When I began, I watched YouTube tutorials; I read books and instructions. I poked myself with my knitting needles and bought way too much yarn (yes, I have a lovely collection now). I started and restarted often and I learned new stitches, while also trying to make something that will actually look like a blanket. I also learned how to sew, in a sense, in order to be able to join up the pieces that I had - so that the blanket actually looked like a blanket. Why did I want to make this blanket? So I could pass it on to the Children’s hospital, to give a child something made by my hands.
I finished the blanket and felt satisfied. I had made something with my hands. I felt good. This project had occupied a few months of my time, as I dropped and picked it back up. But I wanted to do more. I wanted to knit while I waited for people; while I spoke to others; while I worked on my readings; while I watched movies. I learned how to make slippers, mittens, scarves, hats and stuffed animals.
I have found a method of self-care I did not know I needed, and yet was so glad I had. For me, self-care means creating things for others, allowing my hands to be busy while I engage in thinking and learning. It makes me feel productive when I finish and provides an opportunity to discuss with others when they see me sitting on a bench, knitting away.
Knitting has taught me patience and has taught me the satisfaction of following a project through to its completion. Learning how to read designs, seeing the excited and interested looks of others, and having conversations with them, provides me an opportunity to make new connections.

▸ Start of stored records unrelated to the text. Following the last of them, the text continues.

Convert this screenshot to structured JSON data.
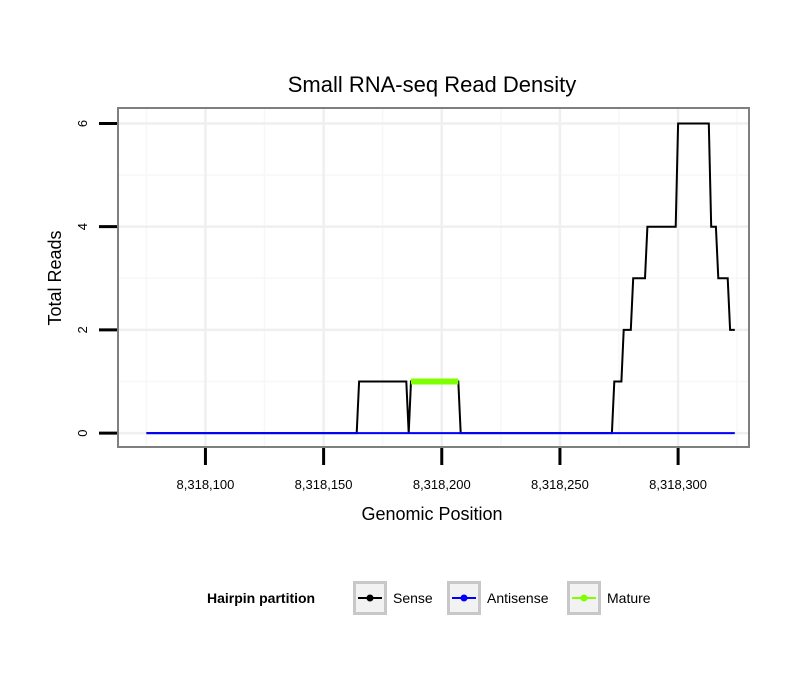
{
  "chart_data": {
    "type": "line",
    "title": "Small RNA-seq Read Density",
    "xlabel": "Genomic Position",
    "ylabel": "Total Reads",
    "xlim": [
      8318063,
      8318330
    ],
    "ylim": [
      -0.27,
      6.3
    ],
    "x_ticks": [
      8318100,
      8318150,
      8318200,
      8318250,
      8318300
    ],
    "x_tick_labels": [
      "8,318,100",
      "8,318,150",
      "8,318,200",
      "8,318,250",
      "8,318,300"
    ],
    "y_ticks": [
      0,
      2,
      4,
      6
    ],
    "y_tick_labels": [
      "0",
      "2",
      "4",
      "6"
    ],
    "grid": true,
    "legend": {
      "title": "Hairpin partition",
      "position": "bottom",
      "entries": [
        "Sense",
        "Antisense",
        "Mature"
      ]
    },
    "series": [
      {
        "name": "Sense",
        "color": "#000000",
        "x": [
          8318075,
          8318164,
          8318165,
          8318185,
          8318186,
          8318187,
          8318207,
          8318208,
          8318272,
          8318273,
          8318276,
          8318277,
          8318280,
          8318281,
          8318283,
          8318284,
          8318286,
          8318287,
          8318292,
          8318293,
          8318299,
          8318300,
          8318313,
          8318314,
          8318316,
          8318317,
          8318321,
          8318322,
          8318324
        ],
        "values": [
          0,
          0,
          1,
          1,
          0,
          1,
          1,
          0,
          0,
          1,
          1,
          2,
          2,
          3,
          3,
          3,
          3,
          4,
          4,
          4,
          4,
          6,
          6,
          4,
          4,
          3,
          3,
          2,
          2
        ]
      },
      {
        "name": "Antisense",
        "color": "#0000ff",
        "x": [
          8318075,
          8318324
        ],
        "values": [
          0,
          0
        ]
      },
      {
        "name": "Mature",
        "color": "#7fff00",
        "x": [
          8318187,
          8318207
        ],
        "values": [
          1,
          1
        ]
      }
    ]
  }
}
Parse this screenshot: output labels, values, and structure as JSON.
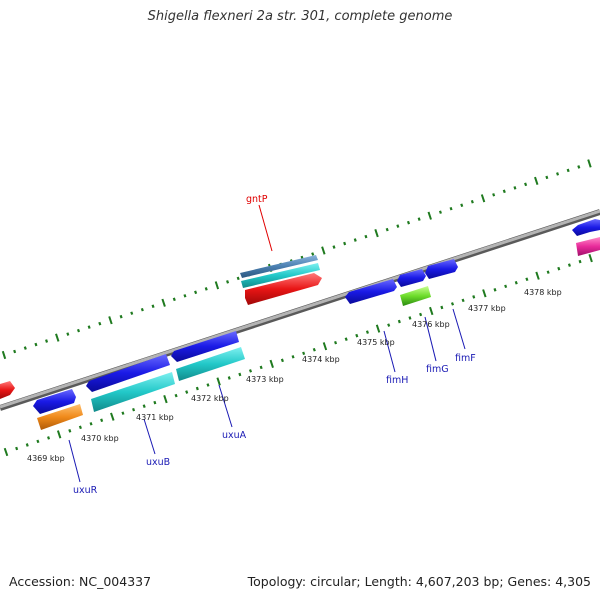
{
  "title": "Shigella flexneri 2a str. 301, complete genome",
  "footer": {
    "accession": "Accession: NC_004337",
    "summary": "Topology: circular; Length: 4,607,203 bp; Genes: 4,305"
  },
  "colors": {
    "backbone": "#8c8c8c",
    "ticks": "#1f7a1f",
    "forward": "#1a1ae6",
    "cds_cyan": "#22c8c8",
    "steelblue": "#4a7fb0",
    "red": "#e81515",
    "orange": "#f08a1a",
    "green": "#6ddc2a",
    "magenta": "#e82a9a",
    "label_red": "#e00000",
    "label_blue": "#1a1ab4"
  },
  "scale": {
    "unit": "kbp",
    "labels": [
      "4369 kbp",
      "4370 kbp",
      "4371 kbp",
      "4372 kbp",
      "4373 kbp",
      "4374 kbp",
      "4375 kbp",
      "4376 kbp",
      "4377 kbp",
      "4378 kbp"
    ]
  },
  "genes": [
    {
      "name": "gntP",
      "label_color": "red"
    },
    {
      "name": "uxuR",
      "label_color": "blue"
    },
    {
      "name": "uxuB",
      "label_color": "blue"
    },
    {
      "name": "uxuA",
      "label_color": "blue"
    },
    {
      "name": "fimH",
      "label_color": "blue"
    },
    {
      "name": "fimG",
      "label_color": "blue"
    },
    {
      "name": "fimF",
      "label_color": "blue"
    }
  ]
}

For myself personally, knitting helps me work on my fine motor skills, and has taught me to listen to my body, and to be content in the quiet. For myself, knitting is a great self-care tool, because it allows me to go into a type of “meditative” state in a way that I find challenging by myself. For myself, and for others, finding a hobby is so important for self-care. For myself, I have found knitting. If you feel like wanting to try, I encourage you to do it - there are so many ways of knitting, of crocheting, of finger knitting, lace making, etc. There is always something for everyone!